LGBTがテーマの映画はよく見に行っている方ですが、この映画はそのジャンルの中では評価が低いかな。 どうしても見なきゃっていうほどのものではない。 主演の人の体当たりの演技、話題性はとてもよかったと思います。
自分らしく強く美しい最上の女性の生きざまを見ました
自分らしく生きるとは何なのか。人とのつながり、人間らしくとは何なのか、考えさせられる映画でした。 トランスジェンダー、性愛、友愛、マイノリティへの差別、偏見を受けてなお、ただただ自分を貫き、女性として愛し愛された喜びと誇り、不躾で無遠慮な偏見に立ち向かう主人公に奮え、応援したくなりました。 なぜこれほど美しい人がさげすまれなければならないのか。 自分と違うところを見つけ嫌い攻撃しさげすむ狭窄的な人間性と、最愛の人と向き合うことを真摯に望む愚かしいほどの情の深さ、人間の2面のありようを真っ向からぶつけてくる映画でした。 見ていて苦しいところも多々ありますが、見てよかったと、見るべき映画だと感じました。
邦題の由来が素晴らしい忘れ得ぬ傑作
昼はウェイトレス、夜はナイトクラブでボーカルをやっているトランスジェンダーのマリーナは年上の恋人オルランドと同棲中。中華料理屋で自分の誕生日を祝っている時にオルランドはイグアスの滝を見に行こうと提案、喜ぶマリーナ。しかしその夜、オルランドは体調の異変を訴え、慌てて病院に搬送するが亡くなってしまう。動揺するマリーナはオルランドの弟ガボに事情を告げるがオルランドとマリーナの事情を知るガボはこの件はまだ誰にも知らせるなと告げる。

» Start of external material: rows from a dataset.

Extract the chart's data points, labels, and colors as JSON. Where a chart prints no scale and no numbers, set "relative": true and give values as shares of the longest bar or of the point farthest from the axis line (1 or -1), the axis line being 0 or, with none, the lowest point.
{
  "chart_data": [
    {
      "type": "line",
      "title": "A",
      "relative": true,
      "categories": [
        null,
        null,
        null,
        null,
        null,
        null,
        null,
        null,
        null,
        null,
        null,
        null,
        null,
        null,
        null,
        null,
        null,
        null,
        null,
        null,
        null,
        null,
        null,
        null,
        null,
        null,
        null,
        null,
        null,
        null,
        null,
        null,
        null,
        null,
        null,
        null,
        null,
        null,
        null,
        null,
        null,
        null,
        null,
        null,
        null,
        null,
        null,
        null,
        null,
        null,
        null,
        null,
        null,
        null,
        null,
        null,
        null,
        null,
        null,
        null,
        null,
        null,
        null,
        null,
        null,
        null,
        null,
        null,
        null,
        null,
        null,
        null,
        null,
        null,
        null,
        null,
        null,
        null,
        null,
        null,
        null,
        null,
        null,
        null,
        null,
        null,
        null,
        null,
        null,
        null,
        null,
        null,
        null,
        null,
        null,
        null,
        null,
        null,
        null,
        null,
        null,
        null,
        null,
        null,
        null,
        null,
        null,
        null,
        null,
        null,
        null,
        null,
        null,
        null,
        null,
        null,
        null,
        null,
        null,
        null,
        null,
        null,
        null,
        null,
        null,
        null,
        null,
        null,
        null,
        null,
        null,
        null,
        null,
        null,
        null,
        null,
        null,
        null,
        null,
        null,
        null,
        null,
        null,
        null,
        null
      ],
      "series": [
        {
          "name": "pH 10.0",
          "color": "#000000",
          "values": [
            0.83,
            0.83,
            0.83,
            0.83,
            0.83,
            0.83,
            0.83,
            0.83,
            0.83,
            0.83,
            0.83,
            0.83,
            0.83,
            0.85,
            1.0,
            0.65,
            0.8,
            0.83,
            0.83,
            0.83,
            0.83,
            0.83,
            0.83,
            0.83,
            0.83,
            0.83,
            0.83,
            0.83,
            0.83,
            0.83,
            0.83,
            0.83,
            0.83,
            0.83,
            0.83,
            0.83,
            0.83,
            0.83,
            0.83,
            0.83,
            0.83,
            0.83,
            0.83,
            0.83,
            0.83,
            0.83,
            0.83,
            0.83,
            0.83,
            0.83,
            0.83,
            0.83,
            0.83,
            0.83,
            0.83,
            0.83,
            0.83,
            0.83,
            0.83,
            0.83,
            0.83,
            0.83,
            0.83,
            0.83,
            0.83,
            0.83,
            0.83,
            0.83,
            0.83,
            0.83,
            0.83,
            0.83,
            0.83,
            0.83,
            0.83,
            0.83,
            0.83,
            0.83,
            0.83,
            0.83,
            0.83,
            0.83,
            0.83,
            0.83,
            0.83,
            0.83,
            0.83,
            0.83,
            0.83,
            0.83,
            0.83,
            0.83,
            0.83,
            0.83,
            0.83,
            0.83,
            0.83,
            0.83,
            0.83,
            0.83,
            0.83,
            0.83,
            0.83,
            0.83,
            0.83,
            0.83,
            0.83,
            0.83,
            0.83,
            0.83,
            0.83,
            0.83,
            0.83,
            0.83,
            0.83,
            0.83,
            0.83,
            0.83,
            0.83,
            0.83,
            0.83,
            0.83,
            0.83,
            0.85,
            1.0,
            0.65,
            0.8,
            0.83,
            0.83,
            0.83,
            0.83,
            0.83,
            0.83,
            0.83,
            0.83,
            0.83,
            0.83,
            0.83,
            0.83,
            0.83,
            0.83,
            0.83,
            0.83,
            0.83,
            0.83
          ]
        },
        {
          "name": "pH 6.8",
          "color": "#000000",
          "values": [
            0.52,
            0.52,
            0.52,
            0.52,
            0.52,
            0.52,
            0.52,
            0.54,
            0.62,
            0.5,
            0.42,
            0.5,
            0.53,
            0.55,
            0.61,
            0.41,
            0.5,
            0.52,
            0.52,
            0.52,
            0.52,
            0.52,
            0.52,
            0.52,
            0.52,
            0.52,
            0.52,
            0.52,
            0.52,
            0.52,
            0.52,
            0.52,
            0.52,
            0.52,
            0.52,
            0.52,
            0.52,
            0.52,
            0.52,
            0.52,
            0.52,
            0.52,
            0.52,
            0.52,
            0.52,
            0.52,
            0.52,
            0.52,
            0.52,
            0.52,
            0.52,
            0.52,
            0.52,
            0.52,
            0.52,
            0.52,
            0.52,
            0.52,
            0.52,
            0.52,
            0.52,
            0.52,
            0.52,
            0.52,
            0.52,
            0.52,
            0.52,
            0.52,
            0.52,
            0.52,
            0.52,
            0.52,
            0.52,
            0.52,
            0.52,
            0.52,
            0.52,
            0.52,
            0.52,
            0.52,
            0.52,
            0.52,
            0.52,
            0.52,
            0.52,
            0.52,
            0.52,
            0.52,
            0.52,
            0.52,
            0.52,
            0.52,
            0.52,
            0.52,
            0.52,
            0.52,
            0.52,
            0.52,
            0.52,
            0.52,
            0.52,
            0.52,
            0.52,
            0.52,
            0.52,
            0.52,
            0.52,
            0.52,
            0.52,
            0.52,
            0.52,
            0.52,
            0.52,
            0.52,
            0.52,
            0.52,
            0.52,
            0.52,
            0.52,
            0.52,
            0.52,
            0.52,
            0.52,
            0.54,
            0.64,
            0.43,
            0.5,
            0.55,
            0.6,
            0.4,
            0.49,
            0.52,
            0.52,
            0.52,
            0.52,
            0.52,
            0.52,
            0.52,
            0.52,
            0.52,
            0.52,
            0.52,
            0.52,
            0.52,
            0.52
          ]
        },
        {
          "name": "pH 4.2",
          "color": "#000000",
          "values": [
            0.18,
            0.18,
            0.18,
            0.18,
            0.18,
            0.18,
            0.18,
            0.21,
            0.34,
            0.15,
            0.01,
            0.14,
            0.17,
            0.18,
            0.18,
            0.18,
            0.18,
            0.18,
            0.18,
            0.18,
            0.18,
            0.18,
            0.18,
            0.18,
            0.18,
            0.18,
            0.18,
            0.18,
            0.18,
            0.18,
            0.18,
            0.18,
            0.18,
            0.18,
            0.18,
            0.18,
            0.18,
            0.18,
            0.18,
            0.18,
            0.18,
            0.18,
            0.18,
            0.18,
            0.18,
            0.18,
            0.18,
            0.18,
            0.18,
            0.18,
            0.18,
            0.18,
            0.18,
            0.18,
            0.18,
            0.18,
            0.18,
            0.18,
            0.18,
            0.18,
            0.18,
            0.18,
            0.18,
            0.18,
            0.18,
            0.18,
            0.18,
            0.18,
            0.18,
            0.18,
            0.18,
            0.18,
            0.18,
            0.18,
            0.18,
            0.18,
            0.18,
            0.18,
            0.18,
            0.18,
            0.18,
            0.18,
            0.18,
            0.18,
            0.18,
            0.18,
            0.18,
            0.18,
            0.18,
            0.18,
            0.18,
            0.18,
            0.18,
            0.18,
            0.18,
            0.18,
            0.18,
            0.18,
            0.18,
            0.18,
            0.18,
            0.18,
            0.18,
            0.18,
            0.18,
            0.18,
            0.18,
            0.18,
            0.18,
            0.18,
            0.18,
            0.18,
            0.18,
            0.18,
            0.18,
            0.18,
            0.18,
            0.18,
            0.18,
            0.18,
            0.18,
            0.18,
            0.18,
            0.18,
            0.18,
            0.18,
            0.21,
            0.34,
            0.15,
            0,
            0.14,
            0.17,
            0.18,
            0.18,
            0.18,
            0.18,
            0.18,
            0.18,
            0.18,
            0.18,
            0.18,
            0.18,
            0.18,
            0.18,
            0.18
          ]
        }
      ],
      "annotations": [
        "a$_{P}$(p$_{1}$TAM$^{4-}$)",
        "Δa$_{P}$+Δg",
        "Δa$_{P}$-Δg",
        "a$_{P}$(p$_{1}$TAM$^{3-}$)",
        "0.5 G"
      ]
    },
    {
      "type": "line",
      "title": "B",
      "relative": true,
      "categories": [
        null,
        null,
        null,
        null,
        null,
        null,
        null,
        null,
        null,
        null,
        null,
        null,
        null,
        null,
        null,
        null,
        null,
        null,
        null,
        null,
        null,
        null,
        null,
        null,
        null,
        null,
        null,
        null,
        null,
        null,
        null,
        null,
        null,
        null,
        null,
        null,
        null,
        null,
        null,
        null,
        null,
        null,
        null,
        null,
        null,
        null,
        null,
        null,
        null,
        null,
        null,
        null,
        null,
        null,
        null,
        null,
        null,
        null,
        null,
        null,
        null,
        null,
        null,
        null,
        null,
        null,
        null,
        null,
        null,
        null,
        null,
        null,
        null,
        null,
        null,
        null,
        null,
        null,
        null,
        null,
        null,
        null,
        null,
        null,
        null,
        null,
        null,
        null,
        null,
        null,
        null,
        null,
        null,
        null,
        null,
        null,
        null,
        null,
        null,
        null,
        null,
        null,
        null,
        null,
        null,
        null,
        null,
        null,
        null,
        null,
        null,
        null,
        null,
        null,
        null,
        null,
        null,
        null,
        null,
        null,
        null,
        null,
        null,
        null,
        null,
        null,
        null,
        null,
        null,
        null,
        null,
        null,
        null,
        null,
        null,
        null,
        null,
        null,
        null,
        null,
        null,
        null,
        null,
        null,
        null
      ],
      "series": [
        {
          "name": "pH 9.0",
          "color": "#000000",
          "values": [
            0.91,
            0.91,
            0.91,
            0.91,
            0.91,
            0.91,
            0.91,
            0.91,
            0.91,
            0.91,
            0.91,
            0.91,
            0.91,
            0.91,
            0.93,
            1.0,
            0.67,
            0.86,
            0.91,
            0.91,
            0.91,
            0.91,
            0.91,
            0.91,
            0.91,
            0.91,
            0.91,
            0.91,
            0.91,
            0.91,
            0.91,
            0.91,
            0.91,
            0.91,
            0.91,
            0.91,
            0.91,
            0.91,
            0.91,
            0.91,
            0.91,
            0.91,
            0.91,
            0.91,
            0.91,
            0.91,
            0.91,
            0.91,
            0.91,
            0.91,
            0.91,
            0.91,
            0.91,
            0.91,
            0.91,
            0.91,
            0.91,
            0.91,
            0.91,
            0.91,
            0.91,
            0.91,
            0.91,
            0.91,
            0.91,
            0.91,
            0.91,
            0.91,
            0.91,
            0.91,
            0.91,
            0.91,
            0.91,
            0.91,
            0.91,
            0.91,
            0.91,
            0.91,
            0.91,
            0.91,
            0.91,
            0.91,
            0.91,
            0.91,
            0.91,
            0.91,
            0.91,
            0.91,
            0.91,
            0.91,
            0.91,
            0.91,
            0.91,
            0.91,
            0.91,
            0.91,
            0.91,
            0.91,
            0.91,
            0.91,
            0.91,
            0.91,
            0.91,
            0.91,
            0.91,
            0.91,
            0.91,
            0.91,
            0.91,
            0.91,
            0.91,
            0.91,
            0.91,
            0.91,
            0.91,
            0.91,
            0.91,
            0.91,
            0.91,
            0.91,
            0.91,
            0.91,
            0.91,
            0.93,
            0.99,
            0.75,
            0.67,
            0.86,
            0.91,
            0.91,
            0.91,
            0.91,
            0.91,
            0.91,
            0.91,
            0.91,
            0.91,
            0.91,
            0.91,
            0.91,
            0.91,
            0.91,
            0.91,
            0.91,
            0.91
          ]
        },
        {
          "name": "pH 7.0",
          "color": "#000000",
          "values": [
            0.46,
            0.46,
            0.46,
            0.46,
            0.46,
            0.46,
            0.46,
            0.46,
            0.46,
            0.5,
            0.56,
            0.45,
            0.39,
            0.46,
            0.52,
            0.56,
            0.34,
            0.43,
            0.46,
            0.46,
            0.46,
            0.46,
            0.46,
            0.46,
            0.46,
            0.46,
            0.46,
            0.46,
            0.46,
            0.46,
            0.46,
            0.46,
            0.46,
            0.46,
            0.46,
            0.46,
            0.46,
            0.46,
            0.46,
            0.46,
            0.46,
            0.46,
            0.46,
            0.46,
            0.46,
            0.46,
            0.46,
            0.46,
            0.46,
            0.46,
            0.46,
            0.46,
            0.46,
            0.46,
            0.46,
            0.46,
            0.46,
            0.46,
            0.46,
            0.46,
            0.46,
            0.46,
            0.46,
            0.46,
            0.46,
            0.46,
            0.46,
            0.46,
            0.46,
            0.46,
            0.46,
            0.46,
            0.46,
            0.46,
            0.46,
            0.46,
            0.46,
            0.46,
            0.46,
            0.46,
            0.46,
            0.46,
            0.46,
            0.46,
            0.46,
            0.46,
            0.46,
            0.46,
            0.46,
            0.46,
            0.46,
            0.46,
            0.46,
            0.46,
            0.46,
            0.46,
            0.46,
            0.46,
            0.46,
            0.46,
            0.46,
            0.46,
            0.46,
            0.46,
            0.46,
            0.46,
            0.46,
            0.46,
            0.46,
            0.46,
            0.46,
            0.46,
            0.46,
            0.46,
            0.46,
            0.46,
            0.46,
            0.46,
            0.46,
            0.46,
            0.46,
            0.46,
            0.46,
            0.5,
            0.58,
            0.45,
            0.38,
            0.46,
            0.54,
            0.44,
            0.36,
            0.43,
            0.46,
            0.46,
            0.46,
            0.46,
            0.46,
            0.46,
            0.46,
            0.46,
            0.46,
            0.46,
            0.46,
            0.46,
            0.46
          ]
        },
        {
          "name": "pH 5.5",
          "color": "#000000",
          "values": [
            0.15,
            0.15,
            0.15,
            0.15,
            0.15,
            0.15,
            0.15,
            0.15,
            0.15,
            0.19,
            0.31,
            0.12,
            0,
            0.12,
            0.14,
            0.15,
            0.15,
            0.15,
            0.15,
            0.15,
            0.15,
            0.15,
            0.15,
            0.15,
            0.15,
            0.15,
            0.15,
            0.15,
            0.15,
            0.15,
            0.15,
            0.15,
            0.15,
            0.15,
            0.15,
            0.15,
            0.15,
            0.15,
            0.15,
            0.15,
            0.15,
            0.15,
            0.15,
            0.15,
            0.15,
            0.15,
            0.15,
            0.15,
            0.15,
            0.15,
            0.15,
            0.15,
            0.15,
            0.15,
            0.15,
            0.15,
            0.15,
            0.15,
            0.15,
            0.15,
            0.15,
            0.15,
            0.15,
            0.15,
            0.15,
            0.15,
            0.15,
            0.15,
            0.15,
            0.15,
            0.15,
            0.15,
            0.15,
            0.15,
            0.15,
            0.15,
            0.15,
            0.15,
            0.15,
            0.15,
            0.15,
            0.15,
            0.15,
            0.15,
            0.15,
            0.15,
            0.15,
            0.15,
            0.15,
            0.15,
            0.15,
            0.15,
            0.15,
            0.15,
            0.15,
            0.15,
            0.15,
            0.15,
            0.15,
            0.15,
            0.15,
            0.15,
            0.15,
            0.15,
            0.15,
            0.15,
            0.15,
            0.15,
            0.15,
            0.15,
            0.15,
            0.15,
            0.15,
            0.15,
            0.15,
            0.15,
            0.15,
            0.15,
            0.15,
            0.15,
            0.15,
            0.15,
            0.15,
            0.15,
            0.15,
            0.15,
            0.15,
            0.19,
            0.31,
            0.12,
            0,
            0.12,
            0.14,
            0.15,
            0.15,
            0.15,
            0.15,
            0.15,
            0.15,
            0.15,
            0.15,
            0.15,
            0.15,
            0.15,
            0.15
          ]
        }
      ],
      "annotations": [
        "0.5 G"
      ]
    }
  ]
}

そしてマリーナはオルランドの死に事件性があると疑う刑事、オルランドの家族から偏見に満ちた仕打ちを受けることになる。 オルランドが亡くなった瞬間から自分を待ち受ける様々な困難に自覚的なマリーナが、傷つきながらも愛する人のために何を為すべきかを見つめ行動する姿が痛々しくも美しい。オスカーの外国語映画賞ほか数多の賞レースを制したのも当然の、実に力強く美しい作品でした。マリーナが車の中で聴いているアレサ・フランクリンの曲タイトルがこの邦題の由来ですが、歌詞がさりげなくマリーナの心情を代弁する見事な選曲。そこからタイトルをつける計らいもまた美しいです。
57歳
LGBT映画のブエノスアイレスの登場人物ももイグアスの滝を目指していた。この主人公もLGBTに対する偏見などを圧倒的な力で無きものにする滝に憧れたのだろうか。そして、その具象化である白い封筒を探していたのだろうか。 自分の55歳の誕生日の翌日に見に行った。主人公の相手は57歳の設定。キチンと人間ドック受けようっと。